No es difícil imaginar este barrio. Una sola carretera que llega hasta los espigones sin otra salida que la del mar, o el retorno por donde se vino. Un faro que guiña su ojo a cuanto barco pretende entrar en la bahía.

No es difícil imaginar este barrio. Una sola carretera que llega hasta los espigones sin otra salida que la del mar, o el retorno por donde se vino. Un faro que guiña su ojo a cuanto barco pretende entrar en la bahía. Una escuela que en otro tiempo fue el cuartel de la guardia rural y el bar a pocos pasos de ella. No hay muchas casas y es lo mejor de todo, por la tranquilidad que se respira aún en días de tormentas. Camino despacio; hay quien dice que tengo la sangre de cangrejo. No recuerdo desde cuando vengo a contemplar las puestas de sol en lo alto del faro. Subo las escaleras oxidadas. Al sentarme dejo colgar mi único pie hacia el vacío y lo mezo.

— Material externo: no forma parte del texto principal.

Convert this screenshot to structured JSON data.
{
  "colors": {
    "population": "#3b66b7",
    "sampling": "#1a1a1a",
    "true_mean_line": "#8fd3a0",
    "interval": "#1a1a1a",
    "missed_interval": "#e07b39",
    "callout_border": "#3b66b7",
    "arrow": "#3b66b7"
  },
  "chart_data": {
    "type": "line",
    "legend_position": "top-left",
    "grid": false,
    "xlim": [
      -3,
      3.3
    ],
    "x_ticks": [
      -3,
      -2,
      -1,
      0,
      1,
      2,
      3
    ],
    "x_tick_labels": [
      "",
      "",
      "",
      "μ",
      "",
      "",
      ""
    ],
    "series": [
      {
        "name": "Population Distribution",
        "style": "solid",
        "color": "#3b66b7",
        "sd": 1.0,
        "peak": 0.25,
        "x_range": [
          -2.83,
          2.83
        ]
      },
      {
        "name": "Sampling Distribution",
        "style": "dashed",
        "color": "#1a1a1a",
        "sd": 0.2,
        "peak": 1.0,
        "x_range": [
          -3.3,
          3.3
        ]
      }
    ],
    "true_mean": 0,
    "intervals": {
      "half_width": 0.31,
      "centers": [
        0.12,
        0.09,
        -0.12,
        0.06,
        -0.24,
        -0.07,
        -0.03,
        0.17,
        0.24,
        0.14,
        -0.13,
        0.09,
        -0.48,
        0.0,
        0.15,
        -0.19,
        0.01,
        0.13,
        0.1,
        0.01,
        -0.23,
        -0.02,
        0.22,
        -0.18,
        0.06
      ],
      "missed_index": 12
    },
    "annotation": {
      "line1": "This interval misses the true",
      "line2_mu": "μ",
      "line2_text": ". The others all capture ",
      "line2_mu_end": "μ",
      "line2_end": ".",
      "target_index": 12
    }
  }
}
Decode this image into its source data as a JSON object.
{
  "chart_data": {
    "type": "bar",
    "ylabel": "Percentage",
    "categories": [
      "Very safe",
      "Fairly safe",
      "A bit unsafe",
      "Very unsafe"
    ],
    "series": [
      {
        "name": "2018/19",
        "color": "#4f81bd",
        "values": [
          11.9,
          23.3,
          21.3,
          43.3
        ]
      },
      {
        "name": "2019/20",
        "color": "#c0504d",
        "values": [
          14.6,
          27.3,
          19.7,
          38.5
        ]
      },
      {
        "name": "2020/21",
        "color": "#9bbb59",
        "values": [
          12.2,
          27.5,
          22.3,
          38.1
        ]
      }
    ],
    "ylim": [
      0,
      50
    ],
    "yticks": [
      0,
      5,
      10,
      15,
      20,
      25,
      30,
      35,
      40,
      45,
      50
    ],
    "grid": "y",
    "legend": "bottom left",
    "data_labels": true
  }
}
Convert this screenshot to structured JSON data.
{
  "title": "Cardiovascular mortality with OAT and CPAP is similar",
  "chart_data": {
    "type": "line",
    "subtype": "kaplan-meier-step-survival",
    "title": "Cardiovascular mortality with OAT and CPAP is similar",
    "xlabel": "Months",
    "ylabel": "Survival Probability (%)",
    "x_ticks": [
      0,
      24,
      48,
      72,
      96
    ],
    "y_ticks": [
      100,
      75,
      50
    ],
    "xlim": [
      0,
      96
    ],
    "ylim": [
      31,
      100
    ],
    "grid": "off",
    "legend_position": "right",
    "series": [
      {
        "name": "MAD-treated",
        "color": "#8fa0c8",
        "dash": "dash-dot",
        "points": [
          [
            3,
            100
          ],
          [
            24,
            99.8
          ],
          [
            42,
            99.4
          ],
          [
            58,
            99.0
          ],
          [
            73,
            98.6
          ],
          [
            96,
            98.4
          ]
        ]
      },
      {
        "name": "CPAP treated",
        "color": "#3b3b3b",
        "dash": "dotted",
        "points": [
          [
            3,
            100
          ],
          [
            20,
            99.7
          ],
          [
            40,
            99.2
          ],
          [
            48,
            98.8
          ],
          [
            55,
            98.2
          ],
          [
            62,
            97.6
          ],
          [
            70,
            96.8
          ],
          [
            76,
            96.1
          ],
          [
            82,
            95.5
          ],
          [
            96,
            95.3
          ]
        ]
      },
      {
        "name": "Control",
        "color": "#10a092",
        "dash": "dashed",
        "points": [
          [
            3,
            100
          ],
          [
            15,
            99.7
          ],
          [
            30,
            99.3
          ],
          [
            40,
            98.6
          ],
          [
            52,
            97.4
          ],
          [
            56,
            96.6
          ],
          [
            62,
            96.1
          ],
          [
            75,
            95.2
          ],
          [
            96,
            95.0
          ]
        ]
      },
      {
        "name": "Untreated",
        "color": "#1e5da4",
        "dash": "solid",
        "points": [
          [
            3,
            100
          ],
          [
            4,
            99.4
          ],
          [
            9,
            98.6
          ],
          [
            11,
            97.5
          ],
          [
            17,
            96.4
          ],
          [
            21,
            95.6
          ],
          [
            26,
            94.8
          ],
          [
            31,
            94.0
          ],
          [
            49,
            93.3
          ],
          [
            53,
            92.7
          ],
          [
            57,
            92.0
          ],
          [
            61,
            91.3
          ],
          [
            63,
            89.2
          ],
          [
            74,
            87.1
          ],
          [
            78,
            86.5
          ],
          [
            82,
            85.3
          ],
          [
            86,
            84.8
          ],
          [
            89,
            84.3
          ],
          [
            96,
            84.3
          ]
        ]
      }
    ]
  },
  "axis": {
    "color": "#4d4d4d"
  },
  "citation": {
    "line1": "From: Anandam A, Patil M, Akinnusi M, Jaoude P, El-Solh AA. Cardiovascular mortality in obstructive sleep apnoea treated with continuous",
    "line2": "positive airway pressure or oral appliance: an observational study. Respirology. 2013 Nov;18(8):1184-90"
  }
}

Abajo se ve el viejo muelle. Hace días le fondearon una patana al frente y ahí está. Casi por instinto paso la mano por el muñón de mi pierna derecha.
La lancha avanza lentamente. La vara de pescar esta enganchada en el mosquetón de popa y el nylon parece tenso por la carnada arrastrada. En el horizonte se ve la silueta de un barco fortuito. Todo sigue en aparente tranquilidad pues en las otras lanchas, al parecer no ha pasado nada. No obstante esperamos que en cualquier momento se dispare un carretel. La pesca de la aguja tiene eso, uno nunca sabe.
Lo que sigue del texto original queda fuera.